3, Until the branches 'drop' it does look rather as if you're buying a Christmas hedge not a Christmas tree.
4, Most importantly, the trunk may be significantly thicker than that the same height tree in another variety.
We have a little metal Christmas tree stand - you pop the trunk in the hole, screw in the bolts and remember to keep watering the tree and all is well. Or so you would like to think. On the Sunday that we bought the tree it came home in the car, we pulled it halfway out of the boot and went to get the tree stand to bolt it on. Slight hitch - the trunk was bigger than the stand.

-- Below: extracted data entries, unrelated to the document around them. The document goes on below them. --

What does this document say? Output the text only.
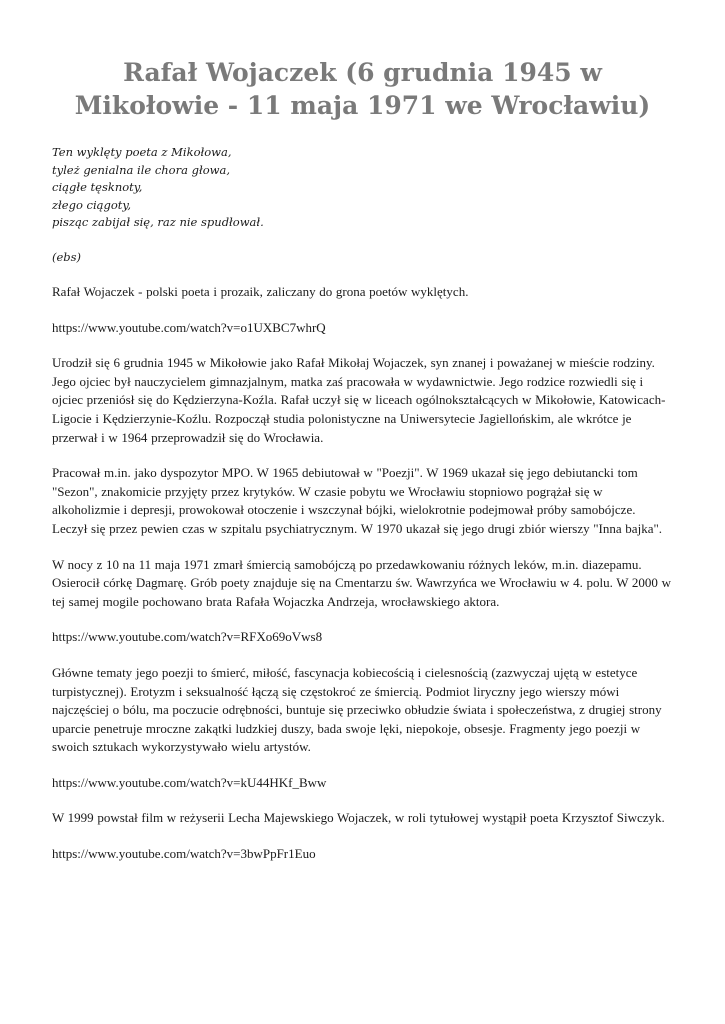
Rafał Wojaczek (6 grudnia 1945 w Mikołowie - 11 maja 1971 we Wrocławiu)
Ten wyklęty poeta z Mikołowa,
tyleż genialna ile chora głowa,
ciągłe tęsknoty,
złego ciągoty,
pisząc zabijał się, raz nie spudłował.

(ebs)

Rafał Wojaczek - polski poeta i prozaik, zaliczany do grona poetów wyklętych.

https://www.youtube.com/watch?v=o1UXBC7whrQ

Urodził się 6 grudnia 1945 w Mikołowie jako Rafał Mikołaj Wojaczek, syn znanej i poważanej w mieście rodziny. Jego ojciec był nauczycielem gimnazjalnym, matka zaś pracowała w wydawnictwie. Jego rodzice rozwiedli się i ojciec przeniósł się do Kędzierzyna-Koźla. Rafał uczył się w liceach ogólnokształcących w Mikołowie, Katowicach-Ligocie i Kędzierzynie-Koźlu. Rozpoczął studia polonistyczne na Uniwersytecie Jagiellońskim, ale wkrótce je przerwał i w 1964 przeprowadził się do Wrocławia.

Pracował m.in. jako dyspozytor MPO. W 1965 debiutował w "Poezji". W 1969 ukazał się jego debiutancki tom "Sezon", znakomicie przyjęty przez krytyków. W czasie pobytu we Wrocławiu stopniowo pogrążał się w alkoholizmie i depresji, prowokował otoczenie i wszczynał bójki, wielokrotnie podejmował próby samobójcze. Leczył się przez pewien czas w szpitalu psychiatrycznym. W 1970 ukazał się jego drugi zbiór wierszy "Inna bajka".

W nocy z 10 na 11 maja 1971 zmarł śmiercią samobójczą po przedawkowaniu różnych leków, m.in. diazepamu. Osierocił córkę Dagmarę. Grób poety znajduje się na Cmentarzu św. Wawrzyńca we Wrocławiu w 4. polu. W 2000 w tej samej mogile pochowano brata Rafała Wojaczka Andrzeja, wrocławskiego aktora.

https://www.youtube.com/watch?v=RFXo69oVws8

Główne tematy jego poezji to śmierć, miłość, fascynacja kobiecością i cielesnością (zazwyczaj ujętą w estetyce turpistycznej). Erotyzm i seksualność łączą się częstokroć ze śmiercią. Podmiot liryczny jego wierszy mówi najczęściej o bólu, ma poczucie odrębności, buntuje się przeciwko obłudzie świata i społeczeństwa, z drugiej strony uparcie penetruje mroczne zakątki ludzkiej duszy, bada swoje lęki, niepokoje, obsesje. Fragmenty jego poezji w swoich sztukach wykorzystywało wielu artystów.

https://www.youtube.com/watch?v=kU44HKf_Bww

W 1999 powstał film w reżyserii Lecha Majewskiego Wojaczek, w roli tytułowej wystąpił poeta Krzysztof Siwczyk.

https://www.youtube.com/watch?v=3bwPpFr1Euo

And so began one of the more entertaining hour and a halves that I have spent recently as H sawed away small slivers of tree trunk to try to make it fit. As most of the cutting involved H standing in the boot of the car and me grasping the tree to myself in a semi recumbent posture to try to stabilise it we could see how entertaining we would look to anyone that passed by, and started giggling. And, with perfect comedic timing, it was at this point that our next door neighbours and around 40 of their guests returned from a relation's 70th birthday party. In beautiful frocks, smart suits and covered with balloons, they traipsed up the drive. Of all 40 ish, only five or so made any comment at all; it was so terribly terribly British.
The story ends well as you see as H not only managed to slim the tree trunk to fit the stand, but also created a bracing system for the stand itself (which you can just see in the bottom of the picture) which apparently stops the stand legs flaying out everywhere and makes the tree stand up. The last time I studied physics I was 15 so I just say Yes Dear.
Outstanding Christmas Knitting
-One and three quarter mittens
- The foot of a sock
- A whole sock
- Most of a sock (the toe is done)
- A pair of socks
The only thing that has to be done for Christmas day itself is the foot of a sock so if I can escape from H long enough to finish it we should be OK. I was planning to finish it on the train and at work but with inescapably brilliant timing I have gone down with the office cold in impressive style - I was fine yesterday morning and by yesterday 4pm I couldn't really string together coherent sentences - so I'm spending the day tucked up in bed to try to get rid of it before Christmas. If you need me, I'll be the one knitting under the duvet in between naps.